Financial planners and advisers hope that by boosting marketing they can expand their practices this year, according to a survey released by TD Ameritrade Institutional.

Advisers have won clients dissatisfied with advisers at Wall Street firms, but one adviser is skeptical that marketing alone can reap assets.

Paul Byron Hill, president and founder of Professional Financial Strategies, said advisers need a disciplined planning process to grow their business. The Pittsford, N.Y., based independent wealth manager said that by managing his practice this way it paid dividends during the downturn.

“I was careful about how I took clients and how I managed their portfolios,” he said. “As far as I’m concerned, this has been wonderful for us.”

Hill said that he took a very diversified approach to investing clients’ assets, and rebalances their portfolios regularly. That strategy helped Professional Financial Strategies capture returns that eluded other advisers during the market downturn. The firm has about $100 million in assets under management, up from $80 million at the end of 2008. Before the downturn, the firm oversaw slightly more than $70 million in assets.

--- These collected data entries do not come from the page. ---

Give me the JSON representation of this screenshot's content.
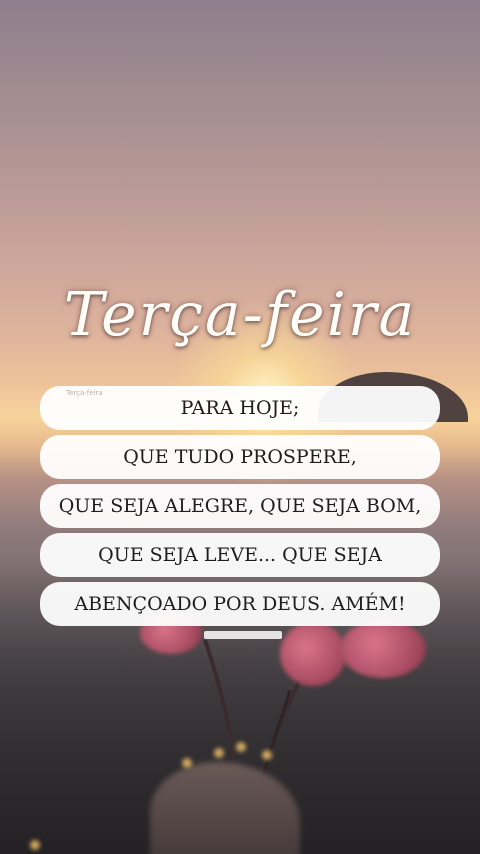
{
  "title": "Terça-feira",
  "watermark": "Terça-feira",
  "message_lines": [
    "PARA HOJE;",
    "QUE TUDO PROSPERE,",
    "QUE SEJA ALEGRE, QUE SEJA BOM,",
    "QUE SEJA LEVE... QUE SEJA",
    "ABENÇOADO POR DEUS. AMÉM!"
  ],
  "scene": {
    "description_icons": [
      "sunset-sky",
      "sun-glow",
      "island",
      "pink-flowers",
      "hand-holding-flowers"
    ],
    "accent_colors": {
      "sky_top": "#8d7f8c",
      "sun": "#f6d39a",
      "petal": "#c05a72",
      "text_box": "#ffffff"
    }
  }
}
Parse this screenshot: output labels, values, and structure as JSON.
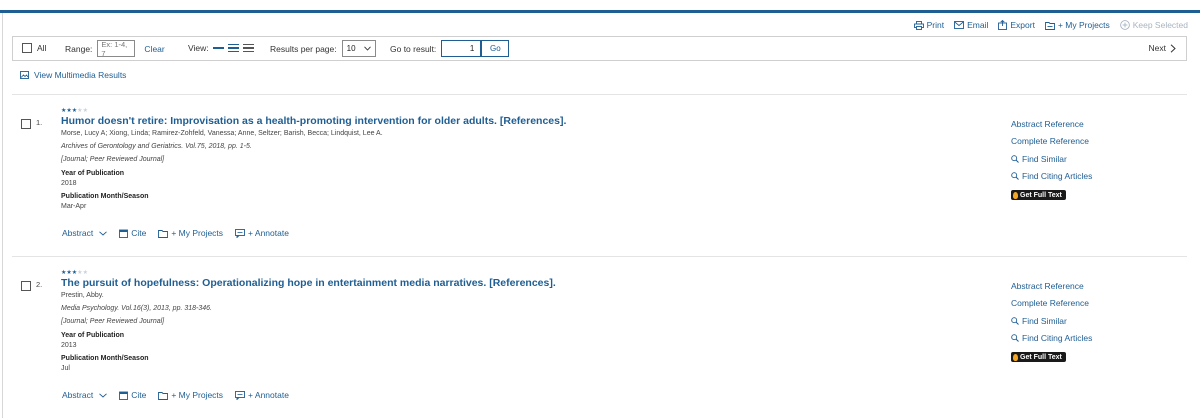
{
  "toolbar": {
    "print_label": "Print",
    "email_label": "Email",
    "export_label": "Export",
    "my_projects_label": "+ My Projects",
    "keep_selected_label": "Keep Selected"
  },
  "controls": {
    "all_label": "All",
    "range_label": "Range:",
    "range_placeholder": "Ex: 1-4, 7",
    "clear_label": "Clear",
    "view_label": "View:",
    "results_per_page_label": "Results per page:",
    "results_per_page_value": "10",
    "go_to_result_label": "Go to result:",
    "go_to_result_value": "1",
    "go_label": "Go",
    "next_label": "Next"
  },
  "multimedia_link": "View Multimedia Results",
  "records": [
    {
      "number": "1.",
      "rating": 3,
      "rating_max": 5,
      "title": "Humor doesn't retire: Improvisation as a health-promoting intervention for older adults. [References].",
      "authors": "Morse, Lucy A; Xiong, Linda; Ramirez-Zohfeld, Vanessa; Anne, Seltzer; Barish, Becca; Lindquist, Lee A.",
      "source": "Archives of Gerontology and Geriatrics. Vol.75, 2018, pp. 1-5.",
      "doc_type": "[Journal; Peer Reviewed Journal]",
      "year_label": "Year of Publication",
      "year": "2018",
      "month_label": "Publication Month/Season",
      "month": "Mar-Apr",
      "actions": {
        "abstract": "Abstract",
        "cite": "Cite",
        "my_projects": "+ My Projects",
        "annotate": "+ Annotate"
      },
      "side": {
        "abstract_ref": "Abstract Reference",
        "complete_ref": "Complete Reference",
        "find_similar": "Find Similar",
        "find_citing": "Find Citing Articles",
        "full_text": "Get Full Text"
      }
    },
    {
      "number": "2.",
      "rating": 3,
      "rating_max": 5,
      "title": "The pursuit of hopefulness: Operationalizing hope in entertainment media narratives. [References].",
      "authors": "Prestin, Abby.",
      "source": "Media Psychology. Vol.16(3), 2013, pp. 318-346.",
      "doc_type": "[Journal; Peer Reviewed Journal]",
      "year_label": "Year of Publication",
      "year": "2013",
      "month_label": "Publication Month/Season",
      "month": "Jul",
      "actions": {
        "abstract": "Abstract",
        "cite": "Cite",
        "my_projects": "+ My Projects",
        "annotate": "+ Annotate"
      },
      "side": {
        "abstract_ref": "Abstract Reference",
        "complete_ref": "Complete Reference",
        "find_similar": "Find Similar",
        "find_citing": "Find Citing Articles",
        "full_text": "Get Full Text"
      }
    }
  ],
  "colors": {
    "accent": "#1f5e93",
    "disabled": "#a8b4c0",
    "full_text_bg": "#1a1a1a"
  },
  "icons": {
    "print": "printer-icon",
    "email": "envelope-icon",
    "export": "export-icon",
    "projects": "folder-icon",
    "keep": "plus-circle-icon",
    "multimedia": "image-icon",
    "cite": "calendar-icon",
    "annotate": "comment-icon",
    "search": "magnifier-icon",
    "expand": "chevron-down-icon",
    "next": "chevron-right-icon"
  }
}
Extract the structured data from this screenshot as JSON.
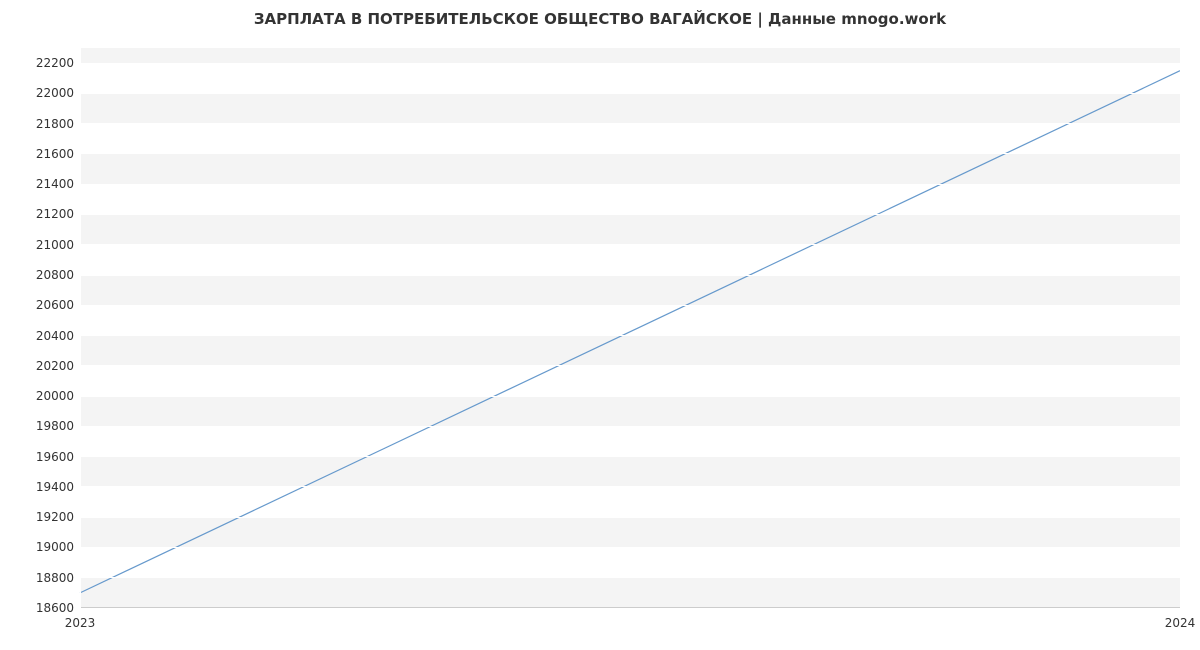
{
  "chart_data": {
    "type": "line",
    "title": "ЗАРПЛАТА В ПОТРЕБИТЕЛЬСКОЕ ОБЩЕСТВО ВАГАЙСКОЕ | Данные mnogo.work",
    "xlabel": "",
    "ylabel": "",
    "x_ticks": [
      "2023",
      "2024"
    ],
    "y_ticks": [
      18600,
      18800,
      19000,
      19200,
      19400,
      19600,
      19800,
      20000,
      20200,
      20400,
      20600,
      20800,
      21000,
      21200,
      21400,
      21600,
      21800,
      22000,
      22200
    ],
    "ylim": [
      18600,
      22300
    ],
    "x": [
      "2023",
      "2024"
    ],
    "values": [
      18700,
      22150
    ],
    "line_color": "#6699cc"
  }
}
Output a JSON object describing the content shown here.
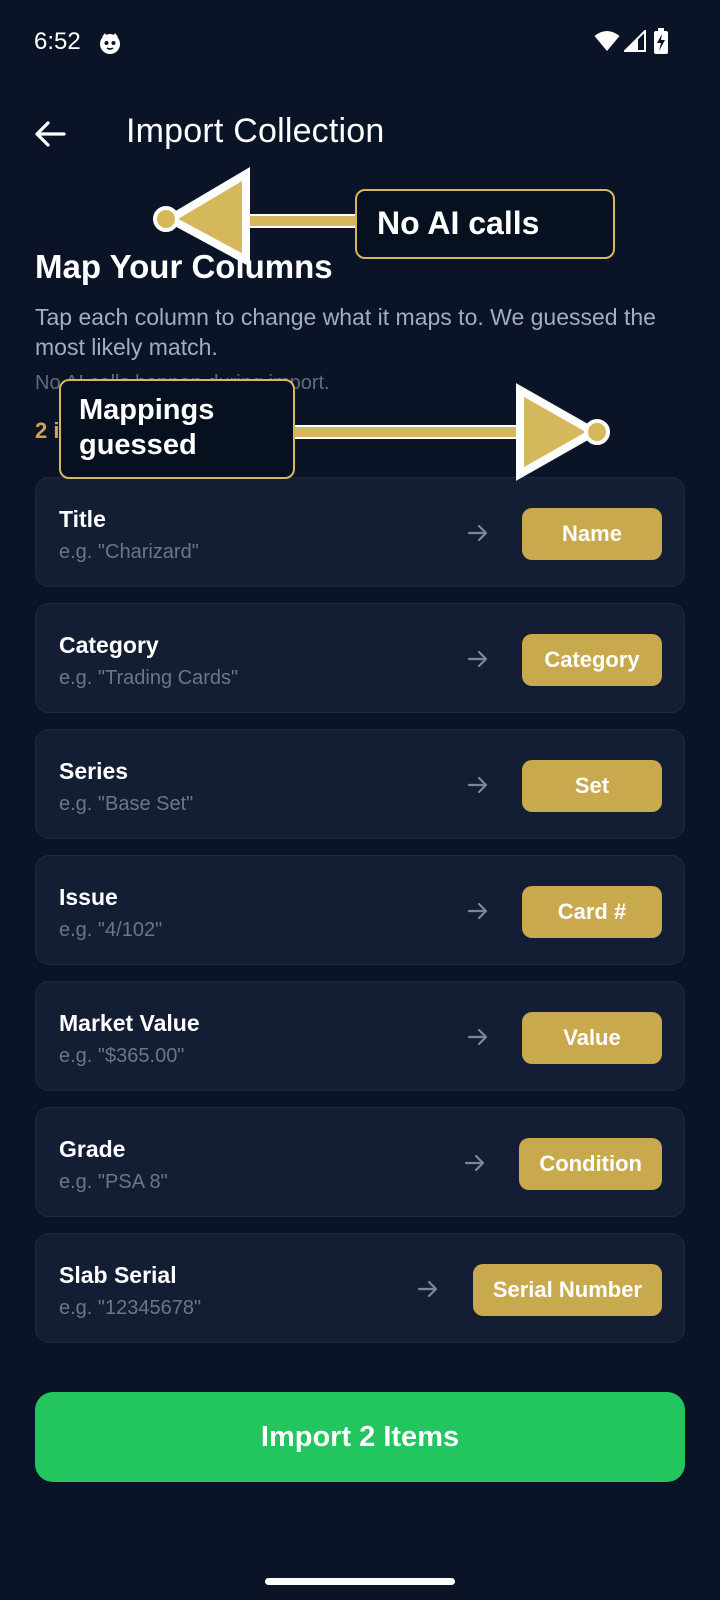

Registered investment advisers surveyed by TD Ameritrade Institutional, however, say they are focused on marketing and business growth to help them get through challenging times.

Sixty-four percent of advisers have increased spending on marketing, up from 53% from September when the survey was last conducted. The survey sampled 507 registered investment advisers by phone in December.

TD Ameritrade said that the top source of new clients continues to be dissatisfied investors who previously got advice from large broker/dealers and major Wall Street firms. Indeed, despite not having well-known company brands, 60% of RIAs say they have added new clients since the last time the survey was done.

Dissatisfaction with the brokerage channel might give an RIA firm a short-term boost in clients, but service will maintain the working relationship, according to the survey. Citing a recent study by CEG Worldwide, a coaching and consulting firm in San Martin, Calif., TD Ameritrade Institutional said when affluent clients drop advisers, 87% of the time the decision stems from a poor service relationship. Only 13% of the time is it because of poor investment performance.

Hill said that he avoids trying to sign up new clients by selling them on investment performance. Markets change, he said, and when a client’s portfolio does not perform well, that individual will lose trust in the adviser.

"We’re not trying to hit home runs here,” Hill said. “We give a good experience to clients. That is what most of them want.”